Amor de verano

Es curioso: nada más difícil y arriesgado que hacer una historia de la felicidad y del amor luminoso

Los artículos durante mi coronavirus me los escriben los amigos. Tras el poeta Antonio Moreno y el ensayista Ignacio Jáuregui, le toca a la novelista Lucía Martínez Alcalde (Burgos, 1989). Acaba de publicar la novela Por donde entra la luz.

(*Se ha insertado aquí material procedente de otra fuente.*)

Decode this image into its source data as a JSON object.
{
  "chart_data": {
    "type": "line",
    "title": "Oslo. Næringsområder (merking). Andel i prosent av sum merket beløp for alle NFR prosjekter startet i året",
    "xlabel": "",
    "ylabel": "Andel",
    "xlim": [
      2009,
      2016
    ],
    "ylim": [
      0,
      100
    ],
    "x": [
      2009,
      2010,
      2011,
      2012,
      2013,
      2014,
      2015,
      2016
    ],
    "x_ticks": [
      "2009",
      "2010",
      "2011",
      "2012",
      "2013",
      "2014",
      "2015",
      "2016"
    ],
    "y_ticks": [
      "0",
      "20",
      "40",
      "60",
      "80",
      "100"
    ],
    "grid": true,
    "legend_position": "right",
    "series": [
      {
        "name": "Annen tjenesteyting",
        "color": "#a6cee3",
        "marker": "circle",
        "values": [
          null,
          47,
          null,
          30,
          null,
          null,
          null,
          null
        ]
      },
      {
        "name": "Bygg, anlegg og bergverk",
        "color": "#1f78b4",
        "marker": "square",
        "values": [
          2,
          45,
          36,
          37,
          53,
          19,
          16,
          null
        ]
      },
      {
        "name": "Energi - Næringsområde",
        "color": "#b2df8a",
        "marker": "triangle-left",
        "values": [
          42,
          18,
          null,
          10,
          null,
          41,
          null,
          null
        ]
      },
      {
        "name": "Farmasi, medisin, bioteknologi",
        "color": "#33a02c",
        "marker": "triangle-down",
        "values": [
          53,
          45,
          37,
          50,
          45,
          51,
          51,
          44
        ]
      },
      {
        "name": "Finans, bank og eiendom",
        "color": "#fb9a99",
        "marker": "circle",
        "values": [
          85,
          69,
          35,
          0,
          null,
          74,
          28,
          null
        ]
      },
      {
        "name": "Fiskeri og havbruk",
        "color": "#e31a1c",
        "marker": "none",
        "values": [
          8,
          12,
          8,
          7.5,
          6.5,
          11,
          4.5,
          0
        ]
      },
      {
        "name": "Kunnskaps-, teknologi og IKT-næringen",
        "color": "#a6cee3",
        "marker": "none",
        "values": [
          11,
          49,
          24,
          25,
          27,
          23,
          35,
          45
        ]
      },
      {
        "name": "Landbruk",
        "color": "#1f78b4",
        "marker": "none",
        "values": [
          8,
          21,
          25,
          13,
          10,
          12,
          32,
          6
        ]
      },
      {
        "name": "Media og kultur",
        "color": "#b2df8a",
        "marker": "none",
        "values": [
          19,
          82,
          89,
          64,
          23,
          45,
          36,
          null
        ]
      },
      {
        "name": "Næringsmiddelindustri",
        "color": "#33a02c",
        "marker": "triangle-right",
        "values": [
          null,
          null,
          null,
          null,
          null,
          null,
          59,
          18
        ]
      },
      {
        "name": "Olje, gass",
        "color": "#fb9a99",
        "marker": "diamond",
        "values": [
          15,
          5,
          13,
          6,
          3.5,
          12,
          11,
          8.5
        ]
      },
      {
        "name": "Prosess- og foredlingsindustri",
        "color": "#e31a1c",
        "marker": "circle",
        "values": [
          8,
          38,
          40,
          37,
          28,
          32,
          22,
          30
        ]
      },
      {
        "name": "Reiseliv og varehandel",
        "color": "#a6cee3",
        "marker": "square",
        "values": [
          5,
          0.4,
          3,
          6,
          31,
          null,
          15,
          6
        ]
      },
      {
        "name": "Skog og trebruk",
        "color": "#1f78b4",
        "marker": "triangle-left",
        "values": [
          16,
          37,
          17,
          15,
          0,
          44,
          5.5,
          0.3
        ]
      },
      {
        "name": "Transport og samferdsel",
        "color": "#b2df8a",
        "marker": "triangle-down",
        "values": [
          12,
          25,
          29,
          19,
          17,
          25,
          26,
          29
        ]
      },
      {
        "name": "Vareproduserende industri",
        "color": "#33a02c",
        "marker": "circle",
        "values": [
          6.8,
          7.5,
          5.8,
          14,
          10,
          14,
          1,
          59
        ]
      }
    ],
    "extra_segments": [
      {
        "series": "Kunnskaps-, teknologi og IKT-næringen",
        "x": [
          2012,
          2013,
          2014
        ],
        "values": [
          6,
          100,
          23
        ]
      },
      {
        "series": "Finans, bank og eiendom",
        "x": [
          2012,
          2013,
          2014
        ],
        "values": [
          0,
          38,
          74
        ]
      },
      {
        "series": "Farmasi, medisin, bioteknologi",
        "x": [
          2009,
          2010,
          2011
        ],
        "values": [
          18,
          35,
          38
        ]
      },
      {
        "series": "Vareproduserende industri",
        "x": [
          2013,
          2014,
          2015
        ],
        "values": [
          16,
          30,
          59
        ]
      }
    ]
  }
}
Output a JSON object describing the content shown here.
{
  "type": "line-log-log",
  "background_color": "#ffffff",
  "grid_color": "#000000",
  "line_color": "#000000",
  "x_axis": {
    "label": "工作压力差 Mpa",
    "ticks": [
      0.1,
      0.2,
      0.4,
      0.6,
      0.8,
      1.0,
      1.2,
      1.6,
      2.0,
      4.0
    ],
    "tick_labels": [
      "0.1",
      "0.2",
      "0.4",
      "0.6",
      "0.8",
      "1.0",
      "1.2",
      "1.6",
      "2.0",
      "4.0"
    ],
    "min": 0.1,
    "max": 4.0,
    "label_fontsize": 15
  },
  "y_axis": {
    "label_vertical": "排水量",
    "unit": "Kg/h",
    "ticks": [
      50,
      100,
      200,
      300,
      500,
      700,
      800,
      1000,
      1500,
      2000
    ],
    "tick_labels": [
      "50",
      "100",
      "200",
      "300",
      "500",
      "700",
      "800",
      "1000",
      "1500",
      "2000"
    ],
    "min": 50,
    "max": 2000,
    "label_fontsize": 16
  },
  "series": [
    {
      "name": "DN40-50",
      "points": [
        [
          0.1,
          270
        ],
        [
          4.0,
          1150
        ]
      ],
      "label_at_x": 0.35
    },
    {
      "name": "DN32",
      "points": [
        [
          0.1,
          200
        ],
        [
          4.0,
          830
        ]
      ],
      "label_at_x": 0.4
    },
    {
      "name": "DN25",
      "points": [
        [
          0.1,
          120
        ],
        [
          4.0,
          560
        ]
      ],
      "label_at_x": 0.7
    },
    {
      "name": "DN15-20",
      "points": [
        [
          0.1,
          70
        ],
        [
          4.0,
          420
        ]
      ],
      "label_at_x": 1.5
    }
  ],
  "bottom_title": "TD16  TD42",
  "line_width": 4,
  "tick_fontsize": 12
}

En principio, cuenta sólo un enamoramiento juvenil de verano en un pueblo de la costa levantina. Describe tan bien que me ha teletransportado a los veranos de mi infancia y preadolescencia en Villajoyosa, donde mi abuela materna tenía una casa. A Elena, la protagonista, le entusiasma la poesía de JRJ. Esto es un spoiler implícito: así nada puede acabar mal. En cambio, he notado, ay, el salto generacional en el vocabulario y en las situaciones. "Envejezco", me he dicho con los huesos doloridos por la fiebre. Algunos detalles erizaban mis prejuicios boomer, como que Elena llamase a su padre "papi" y, a su abuela, "yaya". El joven galán la invita a una cena formal y aparece… con pantalones cortos; y a la narradora le parece un outfit ideal. La joven autora había dicho que una idea mía estaba recogida en su novela. Ah, qué honor. Pero, de pronto, veo que mi idea sale en boca del abuelo… ¡del abuelo! Me lo merecía: por fijarme tanto en el saltito generacional.

Bien, pues el cascarrabias que soy, multiplicado por las toses, se ha emocionado profundamente con este libro lleno de selfies, whatsapp, cracks y temazos en inglés. Porque con una inmensa valentía moral y estética, Martínez Alcalde hace una historia de felicidad. Eso es lo más difícil. Resabiado lector, yo me paraba de vez en cuando a preguntarme cómo era posible que la novela me estuviese emocionando tanto. Y era por esa verdad, escondida, como la carta de Poe, a la vista de todos.

Son dos jóvenes enamorándose un verano con sus palabras y sus ropas, sí, ¿y qué? También Dante era un niño de 9 años que se cruza con una niña de 9 años en una esquina de Florencia, y la que lio. Cuando el amor es real transforma a las personas, por supuesto, pero también a las novelas; y abre una profundidad de campo por la que se asoma incluso el rostro de Dios, muy discretamente pero sin lugar a dudas.

Yo me habría ahorrado el último capítulo, que se sale del verano, para dejar más nítida la osadía de contar una historia de amor con lenguaje actual, bares y piscinas… en la que se mueven el sol y las demás estrellas. Pero no importa, porque, una vez que ha entrado esa luz, ya nada puede cegarla.